As sparrow numbers dwindled across China , the doll ' prey swarmed in . Locusts boomed and craw - eating insects tide . Combined with other effects of Mao ’s war on nature — including widespreaddeforestationand pesticide manipulation — and other disastrous policies , the " Smash Sparrow " crusade contributed to a withering shortage that killed ten-spot of million of the great unwashed .

A cane toad sits on the leaf-littered ground at night in Queensland.

Entomologists let cane toads (Rhinella marina) loose in Queensland but did not check if the toads actually eat cane beetles.

10. Flushed away

— Buddhist rite saves exotic fish from walloping — only for ' adventuresome ' Tibetan otters to feast on them instead

— Invasive betrayer are change how reef fish behave . It ’s because there ’s not enough bird poop .

— Scientists accidentally create ' unimaginable ' hybrid Pisces

An empty road in Centralia, Pennsylvania, leaks smoke from the underground fire.

An underground mine fire, which started in 1962, is still burning today and could burn for the next 250 years.

For 7,000 years , the Mississippi River has carried sediment from across North America and deposited it in the Gulf of Mexico . There , the mud piled up into lobe of land part by swampy water distribution channel , work the famous river delta and its Ngaio Marsh . But in 1718 , Gallic colonists who plant New Orleans on a finger of land alongside the Mississippi ’s main transmission channel were demoralise when spring floods sent water cyclosis through the half - cease edifice . They ordinate the grammatical construction of a levee — a knoll of solid ground dissemble as a barrier to keep the city ironic . Over the decennary , more and more levee were erected until they merge into a wall stretch thou of miles northward into Missouri .
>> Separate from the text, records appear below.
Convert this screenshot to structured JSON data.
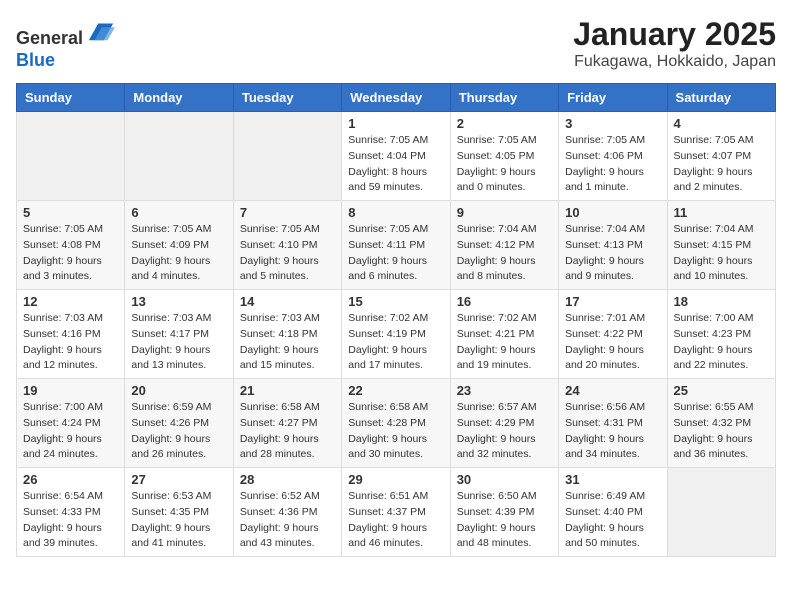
{
  "header": {
    "logo": {
      "line1": "General",
      "line2": "Blue"
    },
    "title": "January 2025",
    "location": "Fukagawa, Hokkaido, Japan"
  },
  "weekdays": [
    "Sunday",
    "Monday",
    "Tuesday",
    "Wednesday",
    "Thursday",
    "Friday",
    "Saturday"
  ],
  "weeks": [
    [
      {
        "day": "",
        "info": ""
      },
      {
        "day": "",
        "info": ""
      },
      {
        "day": "",
        "info": ""
      },
      {
        "day": "1",
        "info": "Sunrise: 7:05 AM\nSunset: 4:04 PM\nDaylight: 8 hours and 59 minutes."
      },
      {
        "day": "2",
        "info": "Sunrise: 7:05 AM\nSunset: 4:05 PM\nDaylight: 9 hours and 0 minutes."
      },
      {
        "day": "3",
        "info": "Sunrise: 7:05 AM\nSunset: 4:06 PM\nDaylight: 9 hours and 1 minute."
      },
      {
        "day": "4",
        "info": "Sunrise: 7:05 AM\nSunset: 4:07 PM\nDaylight: 9 hours and 2 minutes."
      }
    ],
    [
      {
        "day": "5",
        "info": "Sunrise: 7:05 AM\nSunset: 4:08 PM\nDaylight: 9 hours and 3 minutes."
      },
      {
        "day": "6",
        "info": "Sunrise: 7:05 AM\nSunset: 4:09 PM\nDaylight: 9 hours and 4 minutes."
      },
      {
        "day": "7",
        "info": "Sunrise: 7:05 AM\nSunset: 4:10 PM\nDaylight: 9 hours and 5 minutes."
      },
      {
        "day": "8",
        "info": "Sunrise: 7:05 AM\nSunset: 4:11 PM\nDaylight: 9 hours and 6 minutes."
      },
      {
        "day": "9",
        "info": "Sunrise: 7:04 AM\nSunset: 4:12 PM\nDaylight: 9 hours and 8 minutes."
      },
      {
        "day": "10",
        "info": "Sunrise: 7:04 AM\nSunset: 4:13 PM\nDaylight: 9 hours and 9 minutes."
      },
      {
        "day": "11",
        "info": "Sunrise: 7:04 AM\nSunset: 4:15 PM\nDaylight: 9 hours and 10 minutes."
      }
    ],
    [
      {
        "day": "12",
        "info": "Sunrise: 7:03 AM\nSunset: 4:16 PM\nDaylight: 9 hours and 12 minutes."
      },
      {
        "day": "13",
        "info": "Sunrise: 7:03 AM\nSunset: 4:17 PM\nDaylight: 9 hours and 13 minutes."
      },
      {
        "day": "14",
        "info": "Sunrise: 7:03 AM\nSunset: 4:18 PM\nDaylight: 9 hours and 15 minutes."
      },
      {
        "day": "15",
        "info": "Sunrise: 7:02 AM\nSunset: 4:19 PM\nDaylight: 9 hours and 17 minutes."
      },
      {
        "day": "16",
        "info": "Sunrise: 7:02 AM\nSunset: 4:21 PM\nDaylight: 9 hours and 19 minutes."
      },
      {
        "day": "17",
        "info": "Sunrise: 7:01 AM\nSunset: 4:22 PM\nDaylight: 9 hours and 20 minutes."
      },
      {
        "day": "18",
        "info": "Sunrise: 7:00 AM\nSunset: 4:23 PM\nDaylight: 9 hours and 22 minutes."
      }
    ],
    [
      {
        "day": "19",
        "info": "Sunrise: 7:00 AM\nSunset: 4:24 PM\nDaylight: 9 hours and 24 minutes."
      },
      {
        "day": "20",
        "info": "Sunrise: 6:59 AM\nSunset: 4:26 PM\nDaylight: 9 hours and 26 minutes."
      },
      {
        "day": "21",
        "info": "Sunrise: 6:58 AM\nSunset: 4:27 PM\nDaylight: 9 hours and 28 minutes."
      },
      {
        "day": "22",
        "info": "Sunrise: 6:58 AM\nSunset: 4:28 PM\nDaylight: 9 hours and 30 minutes."
      },
      {
        "day": "23",
        "info": "Sunrise: 6:57 AM\nSunset: 4:29 PM\nDaylight: 9 hours and 32 minutes."
      },
      {
        "day": "24",
        "info": "Sunrise: 6:56 AM\nSunset: 4:31 PM\nDaylight: 9 hours and 34 minutes."
      },
      {
        "day": "25",
        "info": "Sunrise: 6:55 AM\nSunset: 4:32 PM\nDaylight: 9 hours and 36 minutes."
      }
    ],
    [
      {
        "day": "26",
        "info": "Sunrise: 6:54 AM\nSunset: 4:33 PM\nDaylight: 9 hours and 39 minutes."
      },
      {
        "day": "27",
        "info": "Sunrise: 6:53 AM\nSunset: 4:35 PM\nDaylight: 9 hours and 41 minutes."
      },
      {
        "day": "28",
        "info": "Sunrise: 6:52 AM\nSunset: 4:36 PM\nDaylight: 9 hours and 43 minutes."
      },
      {
        "day": "29",
        "info": "Sunrise: 6:51 AM\nSunset: 4:37 PM\nDaylight: 9 hours and 46 minutes."
      },
      {
        "day": "30",
        "info": "Sunrise: 6:50 AM\nSunset: 4:39 PM\nDaylight: 9 hours and 48 minutes."
      },
      {
        "day": "31",
        "info": "Sunrise: 6:49 AM\nSunset: 4:40 PM\nDaylight: 9 hours and 50 minutes."
      },
      {
        "day": "",
        "info": ""
      }
    ]
  ]
}
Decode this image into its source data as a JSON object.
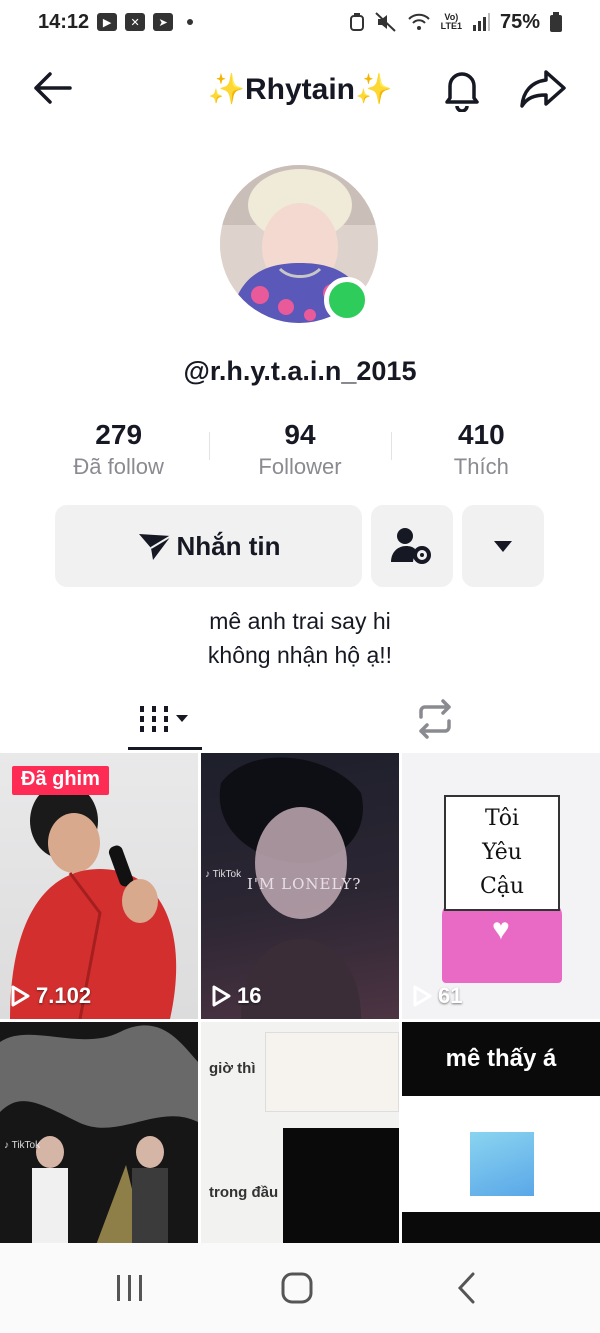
{
  "status": {
    "time": "14:12",
    "network_top": "Vo)",
    "network_bottom": "LTE1",
    "battery": "75%"
  },
  "header": {
    "title": "✨Rhytain✨"
  },
  "profile": {
    "username": "@r.h.y.t.a.i.n_2015",
    "online": true,
    "stats": [
      {
        "value": "279",
        "label": "Đã follow"
      },
      {
        "value": "94",
        "label": "Follower"
      },
      {
        "value": "410",
        "label": "Thích"
      }
    ],
    "message_label": "Nhắn tin",
    "bio_line1": "mê anh trai say hi",
    "bio_line2": "không nhận hộ ạ!!"
  },
  "videos": [
    {
      "views": "7.102",
      "pinned_label": "Đã ghim"
    },
    {
      "views": "16",
      "overlay_text": "I'M LONELY?"
    },
    {
      "views": "61",
      "sign_lines": [
        "Tôi",
        "Yêu",
        "Cậu"
      ]
    },
    {
      "views": ""
    },
    {
      "views": "",
      "caption_top": "giờ thì",
      "caption_bottom": "trong đầu"
    },
    {
      "views": "",
      "overlay_text": "mê thấy á"
    }
  ],
  "colors": {
    "accent": "#fe2c55",
    "online": "#2ecc5a",
    "button_bg": "#f1f1f2",
    "muted_text": "#8a8b91"
  }
}
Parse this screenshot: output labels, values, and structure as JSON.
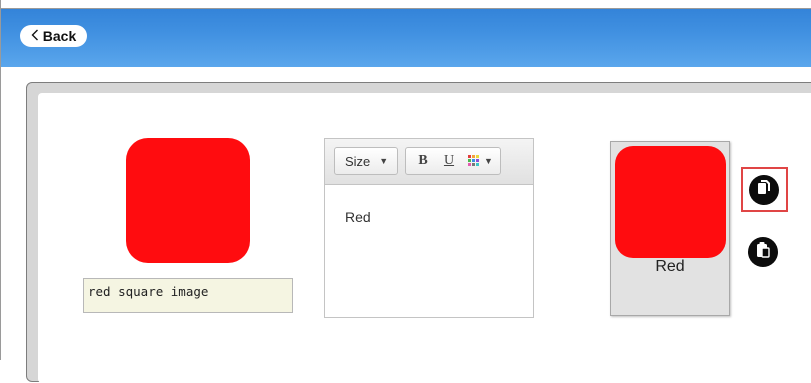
{
  "header": {
    "back_label": "Back"
  },
  "image_item": {
    "color": "#ff0c0f",
    "alt_text": "red square image"
  },
  "editor": {
    "size_label": "Size",
    "bold_label": "B",
    "underline_label": "U",
    "content": "Red"
  },
  "preview": {
    "color": "#ff0c0f",
    "label": "Red"
  },
  "actions": {
    "copy_icon": "copy-icon",
    "paste_icon": "paste-icon",
    "highlight_color": "#e04545"
  }
}
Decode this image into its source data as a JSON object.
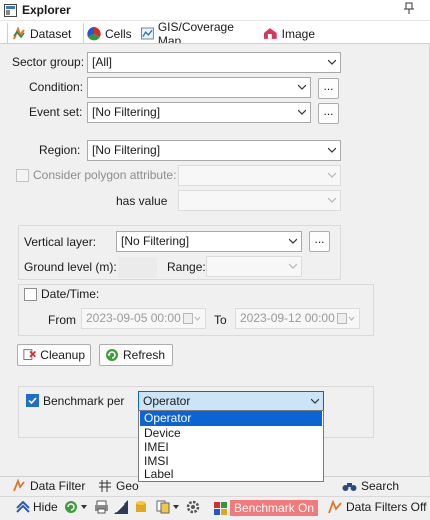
{
  "window": {
    "title": "Explorer",
    "pin_glyph": "†"
  },
  "tabs": [
    {
      "label": "Dataset",
      "icon": "dataset-icon",
      "active": true
    },
    {
      "label": "Cells",
      "icon": "cells-icon",
      "active": false
    },
    {
      "label": "GIS/Coverage Map",
      "icon": "map-icon",
      "active": false
    },
    {
      "label": "Image",
      "icon": "image-icon",
      "active": false
    }
  ],
  "filters": {
    "sector_group": {
      "label": "Sector group:",
      "value": "[All]"
    },
    "condition": {
      "label": "Condition:",
      "value": "",
      "button": "..."
    },
    "event_set": {
      "label": "Event set:",
      "value": "[No Filtering]",
      "button": "..."
    },
    "region": {
      "label": "Region:",
      "value": "[No Filtering]"
    },
    "polygon": {
      "label": "Consider polygon attribute:",
      "checked": false,
      "enabled": false,
      "value": ""
    },
    "has_value": {
      "label": "has value",
      "value": ""
    }
  },
  "vertical": {
    "layer_label": "Vertical layer:",
    "layer_value": "[No Filtering]",
    "button": "...",
    "ground_label": "Ground level (m):",
    "ground_value": "",
    "range_label": "Range:",
    "range_value": ""
  },
  "datetime": {
    "label": "Date/Time:",
    "checked": false,
    "from_label": "From",
    "from_value": "2023-09-05 00:00",
    "to_label": "To",
    "to_value": "2023-09-12 00:00"
  },
  "actions": {
    "cleanup": "Cleanup",
    "refresh": "Refresh"
  },
  "benchmark": {
    "label": "Benchmark per",
    "checked": true,
    "value": "Operator",
    "options": [
      "Operator",
      "Device",
      "IMEI",
      "IMSI",
      "Label"
    ],
    "highlighted": "Operator"
  },
  "bottom_tabs": [
    {
      "label": "Data Filter",
      "icon": "filter-icon"
    },
    {
      "label": "Geo",
      "icon": "grid-icon"
    },
    {
      "label": "Search",
      "icon": "binoculars-icon"
    }
  ],
  "toolbar": {
    "hide": "Hide",
    "benchmark_on": "Benchmark On",
    "data_filters": "Data Filters Off"
  },
  "colors": {
    "accent": "#1f6fc5",
    "selection": "#0a64d6",
    "benchmark_on_bg": "#f27a7a",
    "panel": "#f0f0f0"
  }
}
These constructions enabled urban center and farmland to flourish , but they also funneled the river into a single torrent . While the Mississippi formerly recycled the soils it flushed aside by creating fenland , it now shoots directly out into the gulf and dump them in the deep ocean . As a result , since the 1930s , Louisiana has lost over 2,000 square miles(5,200 square kilometer ) of land to the ocean — an area tantamount to a football field drowning every 100 minutes .

The loss of protective wetlandsworsens the impact of storms and hurricaneson coastal communities . Compounded by rise sea stage , kingdom red also jeopardize Louisiana ’s commercial fishing industry — which makes up 30 % of the U.S. yearly snap — five major port and rich wetland ecosystem .

An invasive silver carp flies through the air over the Illinois River.

Invasive carp can jump over low dams and threaten native river ecosystems across several U.S. states.

See the reconstructed home of ' polar dinosaurs ' that thrived in the Antarctic 120 million years ago

What ’s hiding under Antarctica ’s ice rink ?

noted tomb enjoin to hold Alexander the Great ’s founding father actually contain young adult male , a woman and 6 baby , sketch finds

Chinese peasants meditate and read before getting to work in the fields during Mao Zedong’s Cultural Revolution.

During the Cultural Revolution in China, peasants read texts written by the communist leader Mao Zedong every morning before getting to work in the fields.

An aerial view of two boats crossing each other at the mouth of the Mississippi River.

The Mississippi River previously recycled its load of sediment by depositing it as marshland.

A painting of a Viking man on a boat wearing a horned helmet

The sun in a very thin crescent shape during a solar eclipse

In the image a silver, faceless, humanoid, robot stands still as a lady take a photo of the robot on her phone

Paintings of animals from Lascaux cave

Stonehenge, Salisbury, UK, July 30, 2024; Stunning aerial view of the spectacular historical monument of Stonehenge stone circles, Wiltshire, England, UK.

A collage of three different robots

Rollable laptop.

Screenshot from a video showing a robotic torso springing to life. The torso and the background are white.

A collage of three images of different spacecraft

A brain sculpture made from computer parts

Reconstruction of an early Cretaceous landscape in what is now southern Australia.